In the first quarter, Samsung securely held its position as the industry’s revenue leader, the firm says. Although Samsung’s revenue fell 16.6% sequentially to $3.97 billion, its market share remained constant at 46.4%.
Sliding prices significantly impacted SK Hynix’s revenue, resulting in a 19.2% sequential decline to $2.32 billion. SK Hynix retained second place in the revenue ranking with a market share of 27.1%. Micron also continued to fill the No. 3 spot with a market share of 18.5%.
Looking at suppliers’ first-quarter operating margins, Samsung and SK Hynix were at 40% and 14%, respectively. Both South Korean memory makers suffered only a slight drop compared with the previous quarter, says DRAMeXchange. Micron, on the other hand, posted a negative operating margin of 1.2%, which was a sharp deterioration compared with 8.5% in the fourth quarter of 2015.
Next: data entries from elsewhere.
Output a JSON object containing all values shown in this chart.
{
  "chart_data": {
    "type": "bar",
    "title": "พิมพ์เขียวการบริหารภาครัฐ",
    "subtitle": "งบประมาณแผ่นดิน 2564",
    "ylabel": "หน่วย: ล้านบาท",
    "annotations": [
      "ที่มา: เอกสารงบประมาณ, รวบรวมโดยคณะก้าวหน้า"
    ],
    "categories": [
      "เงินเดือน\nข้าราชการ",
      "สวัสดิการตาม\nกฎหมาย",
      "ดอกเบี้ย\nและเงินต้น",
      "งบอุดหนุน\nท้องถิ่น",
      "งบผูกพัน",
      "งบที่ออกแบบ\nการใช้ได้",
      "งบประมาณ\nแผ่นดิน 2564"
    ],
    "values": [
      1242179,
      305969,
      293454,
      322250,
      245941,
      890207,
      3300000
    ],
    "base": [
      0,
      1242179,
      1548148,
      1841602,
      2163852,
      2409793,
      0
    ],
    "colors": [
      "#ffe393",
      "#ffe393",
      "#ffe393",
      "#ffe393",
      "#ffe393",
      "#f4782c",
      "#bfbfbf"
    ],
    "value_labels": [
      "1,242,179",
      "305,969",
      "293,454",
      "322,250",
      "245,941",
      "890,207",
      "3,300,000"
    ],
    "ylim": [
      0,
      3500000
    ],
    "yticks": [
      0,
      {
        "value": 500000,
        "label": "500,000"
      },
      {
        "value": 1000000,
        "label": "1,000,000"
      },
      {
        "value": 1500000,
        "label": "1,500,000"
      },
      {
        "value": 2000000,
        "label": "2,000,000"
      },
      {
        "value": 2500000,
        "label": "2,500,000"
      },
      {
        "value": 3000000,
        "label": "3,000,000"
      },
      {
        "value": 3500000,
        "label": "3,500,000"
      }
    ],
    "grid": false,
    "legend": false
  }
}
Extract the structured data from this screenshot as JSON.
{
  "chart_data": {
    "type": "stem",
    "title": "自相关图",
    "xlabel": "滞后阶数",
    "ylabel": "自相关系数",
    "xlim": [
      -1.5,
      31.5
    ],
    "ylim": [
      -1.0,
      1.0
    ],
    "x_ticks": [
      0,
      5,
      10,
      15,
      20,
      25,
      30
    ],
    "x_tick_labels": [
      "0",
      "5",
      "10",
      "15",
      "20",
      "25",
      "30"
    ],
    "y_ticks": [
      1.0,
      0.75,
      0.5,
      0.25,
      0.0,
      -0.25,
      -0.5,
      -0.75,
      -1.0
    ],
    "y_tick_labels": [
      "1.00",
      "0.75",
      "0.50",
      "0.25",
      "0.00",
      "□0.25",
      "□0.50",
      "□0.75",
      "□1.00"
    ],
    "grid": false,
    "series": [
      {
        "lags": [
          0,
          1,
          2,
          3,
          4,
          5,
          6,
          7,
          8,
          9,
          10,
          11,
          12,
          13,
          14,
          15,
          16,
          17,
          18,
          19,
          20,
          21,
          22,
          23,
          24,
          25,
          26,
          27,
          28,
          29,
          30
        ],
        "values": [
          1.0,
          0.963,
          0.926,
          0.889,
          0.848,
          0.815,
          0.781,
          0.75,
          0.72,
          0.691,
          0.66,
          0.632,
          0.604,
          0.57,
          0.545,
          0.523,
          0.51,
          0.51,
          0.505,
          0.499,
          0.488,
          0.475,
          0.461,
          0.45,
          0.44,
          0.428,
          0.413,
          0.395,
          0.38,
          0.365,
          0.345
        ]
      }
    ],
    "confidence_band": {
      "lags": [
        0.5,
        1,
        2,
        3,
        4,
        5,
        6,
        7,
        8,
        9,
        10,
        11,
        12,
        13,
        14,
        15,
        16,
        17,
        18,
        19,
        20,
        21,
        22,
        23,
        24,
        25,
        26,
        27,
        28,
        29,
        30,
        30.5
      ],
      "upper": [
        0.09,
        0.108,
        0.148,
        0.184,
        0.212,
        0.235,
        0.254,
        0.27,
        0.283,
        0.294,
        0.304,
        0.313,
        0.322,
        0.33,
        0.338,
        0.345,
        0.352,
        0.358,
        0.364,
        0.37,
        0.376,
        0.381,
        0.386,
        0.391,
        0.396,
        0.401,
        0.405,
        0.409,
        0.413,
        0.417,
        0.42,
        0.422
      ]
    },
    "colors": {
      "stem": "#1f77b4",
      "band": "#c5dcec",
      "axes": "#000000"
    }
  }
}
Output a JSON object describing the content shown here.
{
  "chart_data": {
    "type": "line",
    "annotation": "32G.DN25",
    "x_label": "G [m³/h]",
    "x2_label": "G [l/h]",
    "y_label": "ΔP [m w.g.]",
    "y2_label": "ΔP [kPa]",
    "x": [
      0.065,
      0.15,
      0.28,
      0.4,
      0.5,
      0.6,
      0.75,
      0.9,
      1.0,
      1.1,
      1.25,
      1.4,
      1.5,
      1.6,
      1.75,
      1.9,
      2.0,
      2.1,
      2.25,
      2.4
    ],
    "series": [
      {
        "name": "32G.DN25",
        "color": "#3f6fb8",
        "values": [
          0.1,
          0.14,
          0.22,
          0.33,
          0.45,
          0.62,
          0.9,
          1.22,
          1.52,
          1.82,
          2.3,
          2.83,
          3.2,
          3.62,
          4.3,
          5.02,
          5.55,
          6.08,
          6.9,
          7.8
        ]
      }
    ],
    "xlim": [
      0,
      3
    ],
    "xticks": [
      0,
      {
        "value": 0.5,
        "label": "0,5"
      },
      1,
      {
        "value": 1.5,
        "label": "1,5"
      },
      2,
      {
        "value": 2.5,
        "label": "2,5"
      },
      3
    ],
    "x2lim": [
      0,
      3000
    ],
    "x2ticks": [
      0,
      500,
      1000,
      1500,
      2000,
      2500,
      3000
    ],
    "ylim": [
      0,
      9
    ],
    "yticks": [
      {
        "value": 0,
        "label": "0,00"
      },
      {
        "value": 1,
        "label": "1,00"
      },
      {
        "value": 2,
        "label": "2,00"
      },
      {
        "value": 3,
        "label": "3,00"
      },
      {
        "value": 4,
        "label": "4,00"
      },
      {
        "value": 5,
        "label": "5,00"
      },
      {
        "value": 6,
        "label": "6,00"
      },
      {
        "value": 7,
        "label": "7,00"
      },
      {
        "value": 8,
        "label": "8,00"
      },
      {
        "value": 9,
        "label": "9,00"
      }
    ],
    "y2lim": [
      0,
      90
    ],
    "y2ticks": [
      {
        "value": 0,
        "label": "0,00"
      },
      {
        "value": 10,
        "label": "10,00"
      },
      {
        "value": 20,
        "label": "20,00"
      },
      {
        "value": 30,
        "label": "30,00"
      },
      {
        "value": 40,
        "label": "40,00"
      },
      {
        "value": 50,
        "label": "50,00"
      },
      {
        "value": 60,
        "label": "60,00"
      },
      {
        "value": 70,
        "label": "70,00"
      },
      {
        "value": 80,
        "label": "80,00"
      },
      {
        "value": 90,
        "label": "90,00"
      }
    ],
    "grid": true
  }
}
Samsung continues to raise the percentage of 20nm production in its total output. The yield rate of Samsung’s 20nm process is also higher than its competitors’ advanced processes, says the research firm. Thus, Samsung currently has the lowest production cost among the top three suppliers. The South Korean memory maker plans to begin migrating to 18nm technology in the middle of this year. By further improving the cost structures of mobile and PC DRAM products, Samsung will be able to remain profitable, even as the prices keep falling.
SK Hynix began adopting 21nm technology in the fourth quarter of 2015 and ramped up production on this process in the first quarter of this year. However, all of SK Hynix’s 21nm products were still in the client testing phase, so their contribution to first-quarter revenue was marginal.
Micron migrated to 20nm technology in the fourth quarter last year and has completed the client testing for most PC and server DRAM products made on the advanced process. However, there is still room for improvement on the yield rate, so cost-reduction is limited.
Nanya fared relatively well among the global DRAM makers, maintaining the same revenue level as the previous quarter, with a gross margin of 32.7%. Nanya’s result was mainly attributed to an increase in the total output that came from the expansion of its 30nm-shrink production.
Powerchip’s DRAM capacity reached 88,000 wafers per month in the first quarter, up by 4000 wafers compared with the fourth quarter of 2015. This small capacity increase boosted Powerchip’s revenue slightly.
Winbond experienced small quarterly growth in revenue on account of the company’s long-term efforts to develop the automotive electronics market. Winbond is expected to finish R&D on its 38nm process in 2017. Manufacturing on the 38nm will push the Taiwanese memory maker forward in its technology migration after taking a long pause in recent years.